Quinoa is considered a super food, is high in protein, and rich in calcium. It is my new favorite food to be honest, and I love putting it into just about every meal. =)
If you feeling a bit iffy or unsure about quinoa, or just want to learn some more info about this tasty "grain" CLICK HERE.
--> Lentils instead of red meat.
I like to use lentils in this meal because when they are cooked, they resemble the most(in texture and appearance) like ground beef. They taste good and are good for you too! According to
this article I read, "lentils are low in fat, low in calories, and free from cholesterol." Can't beat that!!
Even if you are a meat lover, it's good to throw a few meals into your rotation that are meatless. Perhaps...meatless Mondays? =)
So enough of that stuff, here's the recipe!
1. 4 bell peppers( red, green or yellow is fine)
2.One can of cooked lentils
3. 1 cup quinoa, cooked according to package directions
4. One can dices tomatoes
5. 1 diced jalapeno
6. Chili Powder( to taste)
7. 1 tbsp. Worcestershire sauce
8. 1/4 tsp. Garlic powder
9. 1 tsp. Italian seasoning
10. Desired cheese for topping, optional
1. Wash, halve and remove all seeds and stems from the bell peppers.
2. To roast the peppers, you can use many different methods...I personally wrap them in foil and bake them in the oven @ 350 degrees until they are tender( about 45 minutes-1 hour)
3. Meanwhile, cook quinoa as package directs.
4. Add lentils, diced jalapeno, and canned tomatoes to cooked quinoa on the stove top.

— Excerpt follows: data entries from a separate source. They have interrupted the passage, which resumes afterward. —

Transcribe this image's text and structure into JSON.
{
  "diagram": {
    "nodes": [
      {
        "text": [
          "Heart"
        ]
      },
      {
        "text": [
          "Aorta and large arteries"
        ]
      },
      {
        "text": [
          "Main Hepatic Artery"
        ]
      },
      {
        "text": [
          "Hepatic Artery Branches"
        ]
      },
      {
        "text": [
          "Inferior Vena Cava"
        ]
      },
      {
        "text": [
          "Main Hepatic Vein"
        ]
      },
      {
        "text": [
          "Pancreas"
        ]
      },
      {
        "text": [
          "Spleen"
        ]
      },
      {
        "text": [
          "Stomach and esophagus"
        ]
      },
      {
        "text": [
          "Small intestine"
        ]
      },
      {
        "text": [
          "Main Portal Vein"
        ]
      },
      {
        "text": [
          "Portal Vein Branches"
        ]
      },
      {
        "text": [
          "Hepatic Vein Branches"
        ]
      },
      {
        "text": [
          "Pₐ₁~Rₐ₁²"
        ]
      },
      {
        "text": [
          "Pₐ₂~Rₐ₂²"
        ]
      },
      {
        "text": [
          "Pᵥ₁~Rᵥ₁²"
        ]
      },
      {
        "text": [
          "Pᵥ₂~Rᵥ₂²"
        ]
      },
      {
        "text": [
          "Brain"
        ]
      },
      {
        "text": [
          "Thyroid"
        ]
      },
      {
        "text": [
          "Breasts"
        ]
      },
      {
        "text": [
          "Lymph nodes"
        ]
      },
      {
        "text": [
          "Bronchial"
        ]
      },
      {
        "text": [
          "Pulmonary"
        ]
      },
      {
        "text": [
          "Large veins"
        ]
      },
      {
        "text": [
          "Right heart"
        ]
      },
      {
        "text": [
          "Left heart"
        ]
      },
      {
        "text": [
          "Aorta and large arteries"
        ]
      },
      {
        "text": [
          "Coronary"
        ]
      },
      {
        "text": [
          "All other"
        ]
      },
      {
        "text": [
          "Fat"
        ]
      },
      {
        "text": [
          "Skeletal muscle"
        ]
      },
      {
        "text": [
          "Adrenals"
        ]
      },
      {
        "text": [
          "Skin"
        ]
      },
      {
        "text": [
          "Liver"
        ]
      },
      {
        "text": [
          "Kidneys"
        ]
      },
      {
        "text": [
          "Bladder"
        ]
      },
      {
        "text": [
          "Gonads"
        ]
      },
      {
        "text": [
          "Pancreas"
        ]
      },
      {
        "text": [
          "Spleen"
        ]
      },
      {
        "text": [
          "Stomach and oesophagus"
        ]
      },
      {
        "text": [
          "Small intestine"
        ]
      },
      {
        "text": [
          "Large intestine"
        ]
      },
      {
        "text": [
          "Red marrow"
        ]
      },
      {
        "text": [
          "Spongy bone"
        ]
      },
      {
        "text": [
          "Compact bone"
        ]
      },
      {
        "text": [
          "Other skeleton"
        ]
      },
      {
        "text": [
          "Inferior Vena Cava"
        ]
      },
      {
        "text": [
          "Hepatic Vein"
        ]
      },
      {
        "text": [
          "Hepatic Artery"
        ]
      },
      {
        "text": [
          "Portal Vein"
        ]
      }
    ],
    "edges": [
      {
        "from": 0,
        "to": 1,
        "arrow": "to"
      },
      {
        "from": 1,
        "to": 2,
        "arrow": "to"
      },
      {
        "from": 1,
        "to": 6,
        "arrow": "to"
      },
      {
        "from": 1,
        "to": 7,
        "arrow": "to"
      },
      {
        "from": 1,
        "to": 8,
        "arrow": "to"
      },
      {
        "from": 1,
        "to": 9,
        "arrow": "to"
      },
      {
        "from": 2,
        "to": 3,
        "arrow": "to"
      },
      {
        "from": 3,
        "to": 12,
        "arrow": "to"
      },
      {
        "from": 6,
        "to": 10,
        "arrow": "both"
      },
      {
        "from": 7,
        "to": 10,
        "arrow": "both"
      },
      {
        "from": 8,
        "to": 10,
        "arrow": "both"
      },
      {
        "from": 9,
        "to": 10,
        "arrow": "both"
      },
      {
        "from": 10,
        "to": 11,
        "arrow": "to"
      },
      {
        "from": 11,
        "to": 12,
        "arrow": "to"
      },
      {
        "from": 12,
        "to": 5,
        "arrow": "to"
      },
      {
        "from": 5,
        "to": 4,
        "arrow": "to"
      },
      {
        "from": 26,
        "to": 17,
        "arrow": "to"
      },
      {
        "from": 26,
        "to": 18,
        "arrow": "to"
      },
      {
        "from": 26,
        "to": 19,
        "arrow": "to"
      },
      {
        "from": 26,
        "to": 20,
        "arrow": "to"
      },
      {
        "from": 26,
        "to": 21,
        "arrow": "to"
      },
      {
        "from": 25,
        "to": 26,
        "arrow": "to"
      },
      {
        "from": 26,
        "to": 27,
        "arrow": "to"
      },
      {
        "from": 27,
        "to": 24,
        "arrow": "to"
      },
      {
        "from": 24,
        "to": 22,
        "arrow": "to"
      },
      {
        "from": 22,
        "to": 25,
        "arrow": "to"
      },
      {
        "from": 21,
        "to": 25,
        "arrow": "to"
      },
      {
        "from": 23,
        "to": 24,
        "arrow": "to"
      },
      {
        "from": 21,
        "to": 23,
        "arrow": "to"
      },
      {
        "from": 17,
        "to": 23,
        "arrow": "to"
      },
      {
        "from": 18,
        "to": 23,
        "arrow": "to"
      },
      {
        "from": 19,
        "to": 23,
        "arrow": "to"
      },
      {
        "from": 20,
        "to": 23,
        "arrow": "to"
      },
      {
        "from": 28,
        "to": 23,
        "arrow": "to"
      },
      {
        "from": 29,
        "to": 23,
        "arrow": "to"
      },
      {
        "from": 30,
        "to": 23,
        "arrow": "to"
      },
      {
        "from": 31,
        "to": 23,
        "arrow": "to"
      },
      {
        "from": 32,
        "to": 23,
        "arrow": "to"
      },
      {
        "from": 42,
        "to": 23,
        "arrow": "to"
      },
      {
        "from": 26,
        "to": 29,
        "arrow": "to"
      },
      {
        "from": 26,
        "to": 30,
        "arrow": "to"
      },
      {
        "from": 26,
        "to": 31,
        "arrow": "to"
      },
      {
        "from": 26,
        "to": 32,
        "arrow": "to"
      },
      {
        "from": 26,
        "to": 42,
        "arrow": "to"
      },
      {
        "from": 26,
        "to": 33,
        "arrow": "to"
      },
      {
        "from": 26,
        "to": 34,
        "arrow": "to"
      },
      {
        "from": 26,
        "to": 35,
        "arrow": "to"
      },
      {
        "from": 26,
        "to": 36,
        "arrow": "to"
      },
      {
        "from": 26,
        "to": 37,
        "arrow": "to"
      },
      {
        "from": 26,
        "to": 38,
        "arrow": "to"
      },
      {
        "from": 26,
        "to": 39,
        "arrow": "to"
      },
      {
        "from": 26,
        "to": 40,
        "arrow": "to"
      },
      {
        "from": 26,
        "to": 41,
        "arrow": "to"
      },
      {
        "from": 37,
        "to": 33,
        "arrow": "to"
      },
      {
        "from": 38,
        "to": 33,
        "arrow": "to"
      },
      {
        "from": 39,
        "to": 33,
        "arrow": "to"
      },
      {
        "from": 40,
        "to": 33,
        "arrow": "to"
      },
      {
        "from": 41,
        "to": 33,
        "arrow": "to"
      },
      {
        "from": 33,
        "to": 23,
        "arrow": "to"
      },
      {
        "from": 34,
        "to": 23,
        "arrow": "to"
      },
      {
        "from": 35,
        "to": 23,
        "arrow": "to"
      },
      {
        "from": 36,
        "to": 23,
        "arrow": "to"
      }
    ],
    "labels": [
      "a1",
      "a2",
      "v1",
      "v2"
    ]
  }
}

5. Mix in all seasonings and Worcestershire sauce into mixture, let simmer to meld the flavors.
6. Once the peppers are tender and slightly browned in spots, take them out of the foil and fill them with the lentil and quinoa mixture. Be careful, as the foil and peppers are HOT.
7. Place them back in the oven with cheese on top until cheese is melted and slightly browned.